Muere en México defensor de la ballena gris

Francisco Mayoral, un connotado defensor de la ballena gris en México y uno de los primeros y más experimentados guías para la observación cercana de los cetáceos, murió el martes de una apoplejía. Tenía 72 años.

Mayoral, un experimentado pescador, se convirtió en guía turístico y durante cuatro décadas llevó a los investigadores a ver de cerca las ballenas, dijo Serge Dedina, director ejecutivo del grupo ambientalista Wildcoast.

Mayoral, también conocido con los sobrenombres de "Pachico" y "abuelo de las ballenas", fue quizá la primera persona de la laguna de San Ignacio, en Baja California Sur, que se acercó lo suficiente para tocar una ballena.

A mediados de la década de 1990, Mayoral alertó a ambientalistas sobre un plan conjunto de intereses comerciales mexicanos y japoneses para construir una salina que, de acuerdo con Dedina, habría devastado la laguna costera, un lugar primordial para la reproducción de los cetáceos. Bajo una intensa presión, el gobierno de México canceló el proyecto en el 2000.

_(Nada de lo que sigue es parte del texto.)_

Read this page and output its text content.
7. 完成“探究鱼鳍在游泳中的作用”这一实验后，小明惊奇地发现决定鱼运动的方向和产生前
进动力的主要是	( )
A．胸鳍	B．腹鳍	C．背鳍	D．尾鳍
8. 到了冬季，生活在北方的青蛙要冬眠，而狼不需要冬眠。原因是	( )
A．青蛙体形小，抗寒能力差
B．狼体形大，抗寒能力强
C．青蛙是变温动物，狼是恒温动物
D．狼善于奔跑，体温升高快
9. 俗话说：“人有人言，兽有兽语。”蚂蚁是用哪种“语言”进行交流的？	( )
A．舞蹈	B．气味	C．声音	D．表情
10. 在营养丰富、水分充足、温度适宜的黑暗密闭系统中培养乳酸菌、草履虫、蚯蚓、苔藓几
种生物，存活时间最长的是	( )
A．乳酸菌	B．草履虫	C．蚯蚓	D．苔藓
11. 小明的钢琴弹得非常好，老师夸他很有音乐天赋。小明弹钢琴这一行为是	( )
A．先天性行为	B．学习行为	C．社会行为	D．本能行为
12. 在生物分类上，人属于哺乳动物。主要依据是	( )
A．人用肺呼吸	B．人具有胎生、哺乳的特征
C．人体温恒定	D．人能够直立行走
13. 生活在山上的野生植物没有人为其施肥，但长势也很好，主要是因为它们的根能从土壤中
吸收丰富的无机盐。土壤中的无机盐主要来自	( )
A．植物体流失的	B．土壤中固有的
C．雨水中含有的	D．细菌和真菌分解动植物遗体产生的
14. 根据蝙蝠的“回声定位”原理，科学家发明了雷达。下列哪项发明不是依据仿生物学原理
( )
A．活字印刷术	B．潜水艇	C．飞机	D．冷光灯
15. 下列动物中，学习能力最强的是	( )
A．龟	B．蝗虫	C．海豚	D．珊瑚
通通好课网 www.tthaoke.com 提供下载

Lo que distinguió su vida fue su amor por las ballenas, dijo el ambientalista Homero Aridjis, quien ayudó a librar la lucha contra la salina.

La observación de ballenas se ha vuelto un atractivo turístico popular en la costa bajacaliforniana y la laguna es actualmente un área protegida.

Mayoral falleció en el estado de Baja California Sur. Su hijo Ranulfo dijo que la familia planea enterrarlo en San Ignacio, cerca de la laguna que adoró y donde vivió gran parte de su vida en una humilde choza con piso de arena.

Le sobreviven cuatro hijos y dos hijas, algunos de los cuales dirigen visitas guiadas para observar a las ballenas.